I’ve posted before about sin taxes – this notion of using tax as a means of controlling or modifying behavior.
In the UK, the Chancellor delivered the new budget this week. The budget included little in the way of new or increased taxes since the UK is in the throes of many of the same financial woes that the US is experiencing. However, the few new taxes that were introduced are noteworthy: they are pure sin taxes.
The tax increases that are getting the most press currently are boosts in the prices of alcohol. The new budget calls for a 4p addition in tax for beer; 3p addition in tax for cider; 14p addition in tax for a liter of wine and a remarkable 55p for hard liquor. The rise in tax prices was contemplated as a deterrent against binge drinking. The question is whether that makes a difference in behavior.
I’m not a binge drinker so I will say that I don’t understand the mentality. That told, I can’t imagine that an increase of 3p per beer, which works out to approximate 5¢ per drink, would sufficiently serve as a deterrent to binge drinking.
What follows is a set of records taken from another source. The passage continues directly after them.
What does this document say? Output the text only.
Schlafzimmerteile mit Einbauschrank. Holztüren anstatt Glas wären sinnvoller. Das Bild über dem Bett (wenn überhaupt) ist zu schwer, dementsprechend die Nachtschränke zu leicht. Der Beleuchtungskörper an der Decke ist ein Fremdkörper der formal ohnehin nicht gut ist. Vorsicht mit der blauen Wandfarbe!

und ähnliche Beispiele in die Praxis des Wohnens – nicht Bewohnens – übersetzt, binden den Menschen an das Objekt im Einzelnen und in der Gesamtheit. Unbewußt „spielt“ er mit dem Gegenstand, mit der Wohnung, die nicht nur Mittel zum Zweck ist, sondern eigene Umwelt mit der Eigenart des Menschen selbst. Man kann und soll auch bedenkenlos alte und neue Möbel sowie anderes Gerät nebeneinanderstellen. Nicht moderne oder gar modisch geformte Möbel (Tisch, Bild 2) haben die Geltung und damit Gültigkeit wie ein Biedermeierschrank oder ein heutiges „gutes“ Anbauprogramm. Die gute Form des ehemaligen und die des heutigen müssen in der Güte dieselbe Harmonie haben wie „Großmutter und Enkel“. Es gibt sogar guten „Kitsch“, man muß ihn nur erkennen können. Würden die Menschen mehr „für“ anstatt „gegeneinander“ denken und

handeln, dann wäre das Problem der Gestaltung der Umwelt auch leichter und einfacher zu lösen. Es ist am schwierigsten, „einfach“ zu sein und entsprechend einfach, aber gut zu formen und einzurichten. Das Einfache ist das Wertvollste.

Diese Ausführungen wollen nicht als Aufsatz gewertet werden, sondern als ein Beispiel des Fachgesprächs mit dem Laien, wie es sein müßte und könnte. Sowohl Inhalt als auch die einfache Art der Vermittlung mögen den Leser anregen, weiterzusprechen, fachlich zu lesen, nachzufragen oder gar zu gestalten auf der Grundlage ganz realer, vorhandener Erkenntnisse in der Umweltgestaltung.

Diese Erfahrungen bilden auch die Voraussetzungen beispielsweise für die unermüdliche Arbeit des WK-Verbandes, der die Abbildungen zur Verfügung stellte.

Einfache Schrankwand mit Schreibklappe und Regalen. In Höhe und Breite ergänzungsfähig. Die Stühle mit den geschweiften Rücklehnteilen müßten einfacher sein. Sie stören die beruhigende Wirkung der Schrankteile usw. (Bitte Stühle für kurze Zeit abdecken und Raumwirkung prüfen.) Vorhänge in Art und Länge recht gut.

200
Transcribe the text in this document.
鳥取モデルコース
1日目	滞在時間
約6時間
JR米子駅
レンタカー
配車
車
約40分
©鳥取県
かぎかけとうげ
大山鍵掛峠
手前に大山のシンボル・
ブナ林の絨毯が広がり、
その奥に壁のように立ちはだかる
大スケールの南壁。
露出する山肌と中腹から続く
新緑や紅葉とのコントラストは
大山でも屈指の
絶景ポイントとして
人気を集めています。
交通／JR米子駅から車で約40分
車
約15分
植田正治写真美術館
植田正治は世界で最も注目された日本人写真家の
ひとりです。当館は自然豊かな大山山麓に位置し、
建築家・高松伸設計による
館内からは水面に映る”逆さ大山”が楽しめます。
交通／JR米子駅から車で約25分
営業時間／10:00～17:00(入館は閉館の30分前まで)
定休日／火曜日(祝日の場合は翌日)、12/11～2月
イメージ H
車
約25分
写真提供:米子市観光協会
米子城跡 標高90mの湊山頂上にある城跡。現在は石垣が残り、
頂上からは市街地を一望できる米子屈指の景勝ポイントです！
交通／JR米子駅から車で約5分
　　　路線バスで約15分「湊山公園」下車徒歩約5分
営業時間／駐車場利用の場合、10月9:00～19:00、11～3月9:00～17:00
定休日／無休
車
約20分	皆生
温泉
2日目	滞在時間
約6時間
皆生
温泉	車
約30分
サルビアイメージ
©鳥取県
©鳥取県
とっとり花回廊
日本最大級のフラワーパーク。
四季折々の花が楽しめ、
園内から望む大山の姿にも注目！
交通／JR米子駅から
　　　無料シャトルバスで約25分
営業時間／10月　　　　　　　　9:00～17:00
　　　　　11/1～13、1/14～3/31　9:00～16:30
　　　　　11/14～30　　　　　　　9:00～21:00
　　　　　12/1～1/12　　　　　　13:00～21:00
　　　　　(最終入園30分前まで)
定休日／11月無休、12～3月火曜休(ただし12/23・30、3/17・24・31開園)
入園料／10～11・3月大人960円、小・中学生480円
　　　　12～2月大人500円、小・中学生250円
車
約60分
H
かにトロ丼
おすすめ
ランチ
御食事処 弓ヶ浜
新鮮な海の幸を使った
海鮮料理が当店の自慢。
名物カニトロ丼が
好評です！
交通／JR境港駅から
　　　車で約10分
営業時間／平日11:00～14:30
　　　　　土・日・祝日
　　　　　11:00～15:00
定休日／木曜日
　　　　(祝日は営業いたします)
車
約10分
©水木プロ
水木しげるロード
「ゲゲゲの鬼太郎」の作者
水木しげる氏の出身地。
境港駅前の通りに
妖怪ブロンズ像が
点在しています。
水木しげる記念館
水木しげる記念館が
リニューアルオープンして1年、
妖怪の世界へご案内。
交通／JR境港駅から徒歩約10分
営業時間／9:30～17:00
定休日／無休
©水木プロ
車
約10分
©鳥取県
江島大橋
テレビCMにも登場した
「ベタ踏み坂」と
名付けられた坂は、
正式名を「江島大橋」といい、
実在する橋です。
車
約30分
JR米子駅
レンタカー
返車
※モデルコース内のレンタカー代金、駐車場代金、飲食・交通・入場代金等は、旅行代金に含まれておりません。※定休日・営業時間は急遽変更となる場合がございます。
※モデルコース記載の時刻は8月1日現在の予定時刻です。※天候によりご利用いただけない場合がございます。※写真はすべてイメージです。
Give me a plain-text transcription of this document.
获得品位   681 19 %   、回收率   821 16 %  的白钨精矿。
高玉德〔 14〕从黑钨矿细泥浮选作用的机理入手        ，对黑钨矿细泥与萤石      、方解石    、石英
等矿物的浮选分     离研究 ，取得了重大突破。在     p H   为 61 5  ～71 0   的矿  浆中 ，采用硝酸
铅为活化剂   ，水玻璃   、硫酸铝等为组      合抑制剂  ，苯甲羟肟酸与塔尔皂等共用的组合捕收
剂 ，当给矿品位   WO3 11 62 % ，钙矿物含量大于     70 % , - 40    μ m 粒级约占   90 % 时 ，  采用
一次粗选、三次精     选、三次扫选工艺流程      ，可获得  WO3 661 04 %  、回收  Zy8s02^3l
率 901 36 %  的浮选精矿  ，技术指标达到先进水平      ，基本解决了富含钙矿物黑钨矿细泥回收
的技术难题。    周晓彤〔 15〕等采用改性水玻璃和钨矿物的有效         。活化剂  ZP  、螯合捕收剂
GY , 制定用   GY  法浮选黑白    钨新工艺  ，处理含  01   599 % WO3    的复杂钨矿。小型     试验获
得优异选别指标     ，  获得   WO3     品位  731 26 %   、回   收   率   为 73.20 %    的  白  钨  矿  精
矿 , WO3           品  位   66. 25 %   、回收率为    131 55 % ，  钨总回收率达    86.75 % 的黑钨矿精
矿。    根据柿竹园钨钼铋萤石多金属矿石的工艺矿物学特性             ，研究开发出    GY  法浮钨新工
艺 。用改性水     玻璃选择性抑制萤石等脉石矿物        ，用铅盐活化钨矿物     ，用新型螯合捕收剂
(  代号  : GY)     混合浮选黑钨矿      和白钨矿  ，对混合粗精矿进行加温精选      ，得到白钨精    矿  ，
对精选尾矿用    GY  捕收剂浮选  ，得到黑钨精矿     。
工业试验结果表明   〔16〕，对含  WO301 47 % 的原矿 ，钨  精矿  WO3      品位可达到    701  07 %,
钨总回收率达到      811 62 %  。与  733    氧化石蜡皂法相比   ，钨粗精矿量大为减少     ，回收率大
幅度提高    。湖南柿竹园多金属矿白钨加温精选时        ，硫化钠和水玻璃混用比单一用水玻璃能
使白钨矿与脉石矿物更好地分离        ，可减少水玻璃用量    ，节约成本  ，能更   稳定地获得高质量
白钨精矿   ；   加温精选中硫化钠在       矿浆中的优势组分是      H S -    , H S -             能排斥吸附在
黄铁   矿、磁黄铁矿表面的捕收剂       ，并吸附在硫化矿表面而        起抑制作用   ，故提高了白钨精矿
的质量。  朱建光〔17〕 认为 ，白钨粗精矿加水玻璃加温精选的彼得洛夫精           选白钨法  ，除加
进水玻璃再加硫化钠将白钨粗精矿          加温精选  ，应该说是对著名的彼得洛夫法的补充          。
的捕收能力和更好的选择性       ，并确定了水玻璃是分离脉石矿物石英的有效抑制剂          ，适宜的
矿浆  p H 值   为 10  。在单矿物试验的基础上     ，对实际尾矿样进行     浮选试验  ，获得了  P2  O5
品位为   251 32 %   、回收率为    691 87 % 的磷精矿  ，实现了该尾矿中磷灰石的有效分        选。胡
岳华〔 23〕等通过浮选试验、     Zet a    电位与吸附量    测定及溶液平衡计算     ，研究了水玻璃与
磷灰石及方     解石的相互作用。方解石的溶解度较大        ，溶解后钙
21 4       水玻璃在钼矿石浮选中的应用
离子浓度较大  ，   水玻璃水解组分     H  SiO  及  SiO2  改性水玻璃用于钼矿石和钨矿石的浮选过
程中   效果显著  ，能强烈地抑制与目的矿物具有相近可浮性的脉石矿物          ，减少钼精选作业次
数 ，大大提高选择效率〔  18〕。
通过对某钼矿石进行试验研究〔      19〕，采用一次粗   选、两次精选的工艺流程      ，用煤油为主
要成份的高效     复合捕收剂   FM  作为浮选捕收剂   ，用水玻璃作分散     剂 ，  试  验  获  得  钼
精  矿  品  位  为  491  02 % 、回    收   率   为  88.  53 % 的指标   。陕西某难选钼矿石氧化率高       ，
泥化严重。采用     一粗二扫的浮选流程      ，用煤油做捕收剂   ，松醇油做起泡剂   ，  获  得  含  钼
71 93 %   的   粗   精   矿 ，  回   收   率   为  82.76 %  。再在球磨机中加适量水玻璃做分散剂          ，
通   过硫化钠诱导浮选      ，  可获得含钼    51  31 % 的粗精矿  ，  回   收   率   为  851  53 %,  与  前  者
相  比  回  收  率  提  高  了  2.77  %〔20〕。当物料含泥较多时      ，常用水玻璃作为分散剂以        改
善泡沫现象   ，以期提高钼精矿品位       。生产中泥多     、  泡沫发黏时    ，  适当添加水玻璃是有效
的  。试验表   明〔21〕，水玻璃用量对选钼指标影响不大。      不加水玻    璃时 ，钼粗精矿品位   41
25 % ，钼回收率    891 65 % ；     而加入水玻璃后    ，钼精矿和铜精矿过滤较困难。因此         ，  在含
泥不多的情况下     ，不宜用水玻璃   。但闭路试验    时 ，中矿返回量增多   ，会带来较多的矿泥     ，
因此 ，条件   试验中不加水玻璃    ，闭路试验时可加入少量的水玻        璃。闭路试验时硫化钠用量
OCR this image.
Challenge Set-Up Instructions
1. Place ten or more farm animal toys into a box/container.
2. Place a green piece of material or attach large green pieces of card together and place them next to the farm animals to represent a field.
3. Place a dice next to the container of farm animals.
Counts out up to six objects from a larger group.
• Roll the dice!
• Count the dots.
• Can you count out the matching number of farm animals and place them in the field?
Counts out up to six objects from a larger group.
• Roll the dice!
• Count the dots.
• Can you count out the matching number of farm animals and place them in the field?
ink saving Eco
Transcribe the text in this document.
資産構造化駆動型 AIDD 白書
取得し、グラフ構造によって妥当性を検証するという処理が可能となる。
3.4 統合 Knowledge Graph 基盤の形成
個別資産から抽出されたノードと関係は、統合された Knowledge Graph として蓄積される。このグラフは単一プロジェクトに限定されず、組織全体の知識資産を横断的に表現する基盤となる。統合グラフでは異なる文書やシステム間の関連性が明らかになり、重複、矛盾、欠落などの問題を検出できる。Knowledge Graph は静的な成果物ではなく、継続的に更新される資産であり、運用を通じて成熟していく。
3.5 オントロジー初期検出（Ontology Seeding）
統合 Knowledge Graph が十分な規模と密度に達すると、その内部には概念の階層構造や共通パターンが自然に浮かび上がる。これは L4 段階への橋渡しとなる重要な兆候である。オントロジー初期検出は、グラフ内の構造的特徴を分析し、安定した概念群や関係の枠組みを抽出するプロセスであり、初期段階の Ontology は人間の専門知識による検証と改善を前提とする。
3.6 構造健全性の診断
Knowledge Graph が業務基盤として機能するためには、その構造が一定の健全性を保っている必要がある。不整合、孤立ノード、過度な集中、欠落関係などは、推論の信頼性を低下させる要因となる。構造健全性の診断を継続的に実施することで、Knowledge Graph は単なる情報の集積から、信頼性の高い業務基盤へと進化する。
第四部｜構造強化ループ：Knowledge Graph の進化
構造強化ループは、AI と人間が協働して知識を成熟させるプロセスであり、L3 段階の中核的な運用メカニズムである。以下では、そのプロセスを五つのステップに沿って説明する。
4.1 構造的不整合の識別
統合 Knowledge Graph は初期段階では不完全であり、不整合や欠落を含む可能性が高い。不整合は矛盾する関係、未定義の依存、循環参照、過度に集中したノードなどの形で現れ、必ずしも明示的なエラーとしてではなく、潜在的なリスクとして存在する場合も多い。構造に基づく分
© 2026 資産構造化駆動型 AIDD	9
Would a nickel really cure an addiction?
So let’s call a spade a spade: the increases in tax on alcoholic drinks aren’t really meant to serve as a deterrent. They are a revenue raiser – and a revenue raiser that few taxpayers would challenge.
In fact, sin taxes rarely attract attention. That’s the beauty of sin taxes. The behavior that they are meant to contain or modify is generally of a nature that is morally or ethically frowned upon. Realistically, the Budget Office understands that there will not be a huge public outcry against increasing the tax on drink. They would expect a different response to an increase in, say, sales tax.
So maybe sin taxes do work – but not in the way that you expect.